A compressor-based ventilator has a turbine which entrains room air and compresses it. This air compressor contributes the pressure for the respiratory circuit. If some oxygen is also being used, this contributes some additional pressure. Most ventilator models which include an oxygen fitting will usually require a high-pressure fitting, allowing for the possibility that the patient will require 100% oxygen at a 200L/min flow rate (i.e where the air compressor turbine could be turned off, as it is not required). Where the turbine is in use, its power requirements will depend somewhat on the requirements of the circuit- higher flow and pressure will obviously require more RPMs from the turbine as compared to low flow or low pressure. Therefore, the power requirements of such a ventilator will dependent on the flow which needs to be generated, and on the percentage of entrained air. To use the Hamilton Model T-1 as an example, these power requirements may range from 50W to 150W.
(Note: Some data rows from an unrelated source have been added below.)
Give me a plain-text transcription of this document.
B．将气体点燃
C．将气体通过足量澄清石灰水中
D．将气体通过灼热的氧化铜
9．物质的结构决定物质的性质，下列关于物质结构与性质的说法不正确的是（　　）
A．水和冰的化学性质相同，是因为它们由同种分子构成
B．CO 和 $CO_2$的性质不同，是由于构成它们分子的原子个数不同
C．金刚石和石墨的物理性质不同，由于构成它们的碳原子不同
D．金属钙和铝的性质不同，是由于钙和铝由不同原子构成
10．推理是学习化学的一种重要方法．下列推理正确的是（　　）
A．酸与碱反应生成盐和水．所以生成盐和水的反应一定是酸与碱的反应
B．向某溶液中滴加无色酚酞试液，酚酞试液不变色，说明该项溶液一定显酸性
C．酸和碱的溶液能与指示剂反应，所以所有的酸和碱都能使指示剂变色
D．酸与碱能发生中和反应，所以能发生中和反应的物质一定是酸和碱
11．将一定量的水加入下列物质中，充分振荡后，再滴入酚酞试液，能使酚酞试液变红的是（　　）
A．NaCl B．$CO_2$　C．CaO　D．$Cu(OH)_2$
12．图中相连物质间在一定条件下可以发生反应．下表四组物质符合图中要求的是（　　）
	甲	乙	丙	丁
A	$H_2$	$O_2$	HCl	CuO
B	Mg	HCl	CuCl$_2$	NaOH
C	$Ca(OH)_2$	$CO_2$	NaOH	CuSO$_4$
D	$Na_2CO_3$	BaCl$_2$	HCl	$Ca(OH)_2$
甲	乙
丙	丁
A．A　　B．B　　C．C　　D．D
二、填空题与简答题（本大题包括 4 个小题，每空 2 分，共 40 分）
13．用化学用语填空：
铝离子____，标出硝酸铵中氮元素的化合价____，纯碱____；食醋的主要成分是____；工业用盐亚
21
Factors which influence the power consumption of mechanical ventilators

Apart from its intrinsic design characteristics, the following factors can change the power requirements of a mechanical ventilator:

• Need for continuous mandatory operation
• High levels of pressure required
• High respiratory rate
• High PEEP required

In general, it appears that the power requirements of ventilator models which rely on supply gas pressure are less affected by changes in patient lung characteristics and ventilator settings (Campbell et al, 2002). This makes sense because these models really just need to power the valves and monitor screens. Thus, if one is somehow trapped in a corridor somewhere with a ventilated patient running just on battery, one could conceivably add valuable minutes by turning down the screen brightness.